Groups like Anonymous question where the government will draw the line between upholding national security and violating personal privacy rights, as these loose definitions tend to create a grey area, they argue, that governments can use to their advantage.
“Today, 11 June 2014, you revealed your true colours after signing the latest bill for the Danish ‘Center for cyber-security’," read a post submitted by ‘Anonymous’ on the hacker text-sharing site Pastebin.
"For months we have observed your hypocritical attitude towards the issues of privacy violations. You must be proud of your achievement of expanding the Danish surveillance system yet again and again. You all wish for more privacy, but only for yourself, not your citizens."

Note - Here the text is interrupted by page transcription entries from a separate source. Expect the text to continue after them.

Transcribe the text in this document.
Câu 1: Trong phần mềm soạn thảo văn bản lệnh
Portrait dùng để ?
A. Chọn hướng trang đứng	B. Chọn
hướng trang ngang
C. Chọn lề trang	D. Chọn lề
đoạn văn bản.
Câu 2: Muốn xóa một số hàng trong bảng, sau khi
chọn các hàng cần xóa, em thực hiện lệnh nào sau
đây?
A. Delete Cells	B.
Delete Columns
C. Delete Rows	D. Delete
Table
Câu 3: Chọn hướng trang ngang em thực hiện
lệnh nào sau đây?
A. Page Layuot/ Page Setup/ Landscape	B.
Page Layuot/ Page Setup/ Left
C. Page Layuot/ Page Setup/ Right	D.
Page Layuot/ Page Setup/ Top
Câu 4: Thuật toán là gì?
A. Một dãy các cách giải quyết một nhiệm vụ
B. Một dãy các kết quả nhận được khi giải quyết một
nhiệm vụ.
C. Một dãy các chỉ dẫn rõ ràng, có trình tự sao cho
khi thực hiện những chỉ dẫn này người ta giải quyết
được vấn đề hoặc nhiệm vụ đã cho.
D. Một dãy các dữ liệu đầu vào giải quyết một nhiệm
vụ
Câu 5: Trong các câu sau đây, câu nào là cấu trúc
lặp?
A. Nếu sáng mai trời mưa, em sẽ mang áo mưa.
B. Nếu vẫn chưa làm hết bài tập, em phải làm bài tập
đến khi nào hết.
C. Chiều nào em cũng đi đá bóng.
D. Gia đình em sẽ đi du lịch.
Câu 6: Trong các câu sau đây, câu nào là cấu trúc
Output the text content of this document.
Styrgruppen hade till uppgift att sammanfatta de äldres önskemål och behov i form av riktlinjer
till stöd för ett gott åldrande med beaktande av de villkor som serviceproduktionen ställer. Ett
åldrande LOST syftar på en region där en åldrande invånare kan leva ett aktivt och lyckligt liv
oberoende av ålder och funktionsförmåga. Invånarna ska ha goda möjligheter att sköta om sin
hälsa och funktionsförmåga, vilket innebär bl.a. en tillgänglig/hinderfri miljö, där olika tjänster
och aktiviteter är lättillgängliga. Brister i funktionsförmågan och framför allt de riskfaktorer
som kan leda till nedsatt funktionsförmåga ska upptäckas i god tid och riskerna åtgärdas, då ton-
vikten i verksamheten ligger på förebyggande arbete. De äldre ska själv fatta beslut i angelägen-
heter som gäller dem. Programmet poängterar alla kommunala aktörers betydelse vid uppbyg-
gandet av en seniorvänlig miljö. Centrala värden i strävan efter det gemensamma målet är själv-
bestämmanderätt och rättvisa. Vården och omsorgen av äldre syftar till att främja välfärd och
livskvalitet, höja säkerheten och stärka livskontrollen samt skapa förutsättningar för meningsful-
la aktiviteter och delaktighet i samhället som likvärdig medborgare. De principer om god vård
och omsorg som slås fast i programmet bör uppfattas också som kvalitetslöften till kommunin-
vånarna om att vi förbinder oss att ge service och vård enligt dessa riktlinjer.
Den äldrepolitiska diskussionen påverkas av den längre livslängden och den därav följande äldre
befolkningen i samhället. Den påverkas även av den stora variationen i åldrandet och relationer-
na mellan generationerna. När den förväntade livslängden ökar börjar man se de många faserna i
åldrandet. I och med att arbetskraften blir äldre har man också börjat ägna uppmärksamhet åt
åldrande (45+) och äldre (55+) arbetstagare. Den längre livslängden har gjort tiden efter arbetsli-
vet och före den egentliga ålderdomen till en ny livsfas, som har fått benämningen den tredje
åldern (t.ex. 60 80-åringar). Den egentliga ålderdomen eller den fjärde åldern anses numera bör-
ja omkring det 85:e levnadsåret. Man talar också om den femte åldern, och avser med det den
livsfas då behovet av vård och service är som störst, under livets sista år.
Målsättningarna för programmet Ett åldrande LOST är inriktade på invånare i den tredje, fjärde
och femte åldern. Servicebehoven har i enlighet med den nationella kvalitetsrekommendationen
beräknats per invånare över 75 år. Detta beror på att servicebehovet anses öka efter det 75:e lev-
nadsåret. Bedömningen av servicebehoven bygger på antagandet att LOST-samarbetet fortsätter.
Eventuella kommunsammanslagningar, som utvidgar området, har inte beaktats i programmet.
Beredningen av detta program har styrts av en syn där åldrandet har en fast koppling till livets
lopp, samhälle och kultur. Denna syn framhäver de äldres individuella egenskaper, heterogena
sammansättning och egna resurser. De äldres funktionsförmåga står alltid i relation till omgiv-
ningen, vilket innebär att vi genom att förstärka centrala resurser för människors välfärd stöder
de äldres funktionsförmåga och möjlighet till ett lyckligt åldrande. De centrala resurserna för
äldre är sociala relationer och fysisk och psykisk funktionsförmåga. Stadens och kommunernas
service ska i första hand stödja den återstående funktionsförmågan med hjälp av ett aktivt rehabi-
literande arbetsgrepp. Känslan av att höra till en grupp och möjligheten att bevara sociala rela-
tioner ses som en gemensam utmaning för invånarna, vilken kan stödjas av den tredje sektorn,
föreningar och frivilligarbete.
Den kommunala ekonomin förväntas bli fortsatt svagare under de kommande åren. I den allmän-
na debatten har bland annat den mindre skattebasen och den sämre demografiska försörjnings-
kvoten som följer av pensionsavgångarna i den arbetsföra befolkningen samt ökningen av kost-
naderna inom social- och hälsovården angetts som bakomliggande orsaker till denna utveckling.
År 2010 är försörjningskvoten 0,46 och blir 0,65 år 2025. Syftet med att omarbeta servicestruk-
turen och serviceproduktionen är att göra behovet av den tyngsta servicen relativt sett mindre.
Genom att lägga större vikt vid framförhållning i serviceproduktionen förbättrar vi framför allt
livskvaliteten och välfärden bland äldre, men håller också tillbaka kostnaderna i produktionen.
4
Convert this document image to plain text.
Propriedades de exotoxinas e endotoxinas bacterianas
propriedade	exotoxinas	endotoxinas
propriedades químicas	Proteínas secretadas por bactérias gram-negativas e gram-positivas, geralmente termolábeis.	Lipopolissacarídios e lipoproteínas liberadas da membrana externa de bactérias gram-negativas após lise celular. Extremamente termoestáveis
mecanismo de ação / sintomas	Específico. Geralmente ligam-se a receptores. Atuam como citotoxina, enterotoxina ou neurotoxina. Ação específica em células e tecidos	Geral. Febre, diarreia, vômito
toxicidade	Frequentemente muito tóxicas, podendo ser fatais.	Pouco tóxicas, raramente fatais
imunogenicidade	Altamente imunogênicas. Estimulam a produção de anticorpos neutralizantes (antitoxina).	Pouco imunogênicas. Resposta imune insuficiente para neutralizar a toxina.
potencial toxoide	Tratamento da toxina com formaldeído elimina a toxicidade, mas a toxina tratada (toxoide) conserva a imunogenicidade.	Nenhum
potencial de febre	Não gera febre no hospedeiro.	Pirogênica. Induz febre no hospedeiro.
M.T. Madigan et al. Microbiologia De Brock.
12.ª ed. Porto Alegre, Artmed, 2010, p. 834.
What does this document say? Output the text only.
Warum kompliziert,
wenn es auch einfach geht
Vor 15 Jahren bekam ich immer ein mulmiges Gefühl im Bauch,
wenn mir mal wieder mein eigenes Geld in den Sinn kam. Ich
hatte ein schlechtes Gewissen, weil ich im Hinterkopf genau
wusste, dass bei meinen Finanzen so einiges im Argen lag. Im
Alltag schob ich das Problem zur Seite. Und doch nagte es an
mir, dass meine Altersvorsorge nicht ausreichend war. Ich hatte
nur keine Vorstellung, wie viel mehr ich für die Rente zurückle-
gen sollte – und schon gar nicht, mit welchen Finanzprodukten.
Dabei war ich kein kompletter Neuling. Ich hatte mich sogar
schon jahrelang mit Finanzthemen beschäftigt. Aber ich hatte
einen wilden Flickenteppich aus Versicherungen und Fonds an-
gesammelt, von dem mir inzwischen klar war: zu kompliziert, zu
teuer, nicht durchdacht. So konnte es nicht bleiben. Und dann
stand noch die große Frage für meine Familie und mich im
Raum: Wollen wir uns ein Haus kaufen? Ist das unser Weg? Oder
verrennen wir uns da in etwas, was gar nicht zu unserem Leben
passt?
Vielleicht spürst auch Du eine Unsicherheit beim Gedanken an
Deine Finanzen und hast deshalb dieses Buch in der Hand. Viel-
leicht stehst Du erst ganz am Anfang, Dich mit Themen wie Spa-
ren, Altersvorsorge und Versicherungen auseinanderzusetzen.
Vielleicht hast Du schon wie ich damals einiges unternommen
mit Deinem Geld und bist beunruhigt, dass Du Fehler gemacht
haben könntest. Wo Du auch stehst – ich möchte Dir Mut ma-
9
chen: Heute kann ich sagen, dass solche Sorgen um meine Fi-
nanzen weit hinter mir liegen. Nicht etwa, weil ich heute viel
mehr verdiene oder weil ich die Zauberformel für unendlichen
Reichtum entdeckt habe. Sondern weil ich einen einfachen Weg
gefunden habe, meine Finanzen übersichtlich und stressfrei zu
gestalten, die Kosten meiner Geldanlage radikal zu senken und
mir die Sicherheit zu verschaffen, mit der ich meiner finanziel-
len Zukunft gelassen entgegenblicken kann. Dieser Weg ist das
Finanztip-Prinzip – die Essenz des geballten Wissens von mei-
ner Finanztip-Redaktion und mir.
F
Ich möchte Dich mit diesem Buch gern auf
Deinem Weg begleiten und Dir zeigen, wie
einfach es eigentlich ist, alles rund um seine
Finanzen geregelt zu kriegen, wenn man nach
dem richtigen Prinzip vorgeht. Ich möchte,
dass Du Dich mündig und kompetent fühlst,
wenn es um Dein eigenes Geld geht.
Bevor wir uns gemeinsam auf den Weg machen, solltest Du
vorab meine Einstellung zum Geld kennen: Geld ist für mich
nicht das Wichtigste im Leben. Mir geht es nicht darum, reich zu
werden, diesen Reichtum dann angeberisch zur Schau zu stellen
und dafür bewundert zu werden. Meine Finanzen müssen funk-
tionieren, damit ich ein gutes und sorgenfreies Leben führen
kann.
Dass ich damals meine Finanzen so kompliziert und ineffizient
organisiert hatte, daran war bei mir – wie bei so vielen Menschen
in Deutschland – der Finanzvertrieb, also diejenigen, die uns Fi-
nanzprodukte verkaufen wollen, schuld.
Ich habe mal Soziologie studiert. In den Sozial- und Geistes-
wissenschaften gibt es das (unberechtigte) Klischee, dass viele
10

The bill authorises internet surveillance when it “constitutes a necessary, appropriate and proportionate measure within a democratic society to safeguard national security (i.e state security), defence, public security, and the prevention, investigation, detection and prosecution of criminal offences or of unauthorised use of the electronic communication system”, explained the Danish Ministry of Justice in a statement.
A hacktive week
Anonymous has been quite active in the past week, also taking credit for hacking the websites of a number of 2014 World Cup sponsors, launching DDoS (Distributed Denial of Service) attacks on them to temporarily shut them down.
The group also hacked into over 300 email accounts of Brazilian Foreign Ministry employees.
The attack on the World Cup was a reaction to the Brazilian government spending millions of dollars on World Cup infrastructure instead of helping the country’s poor, reports Motherboard VICE.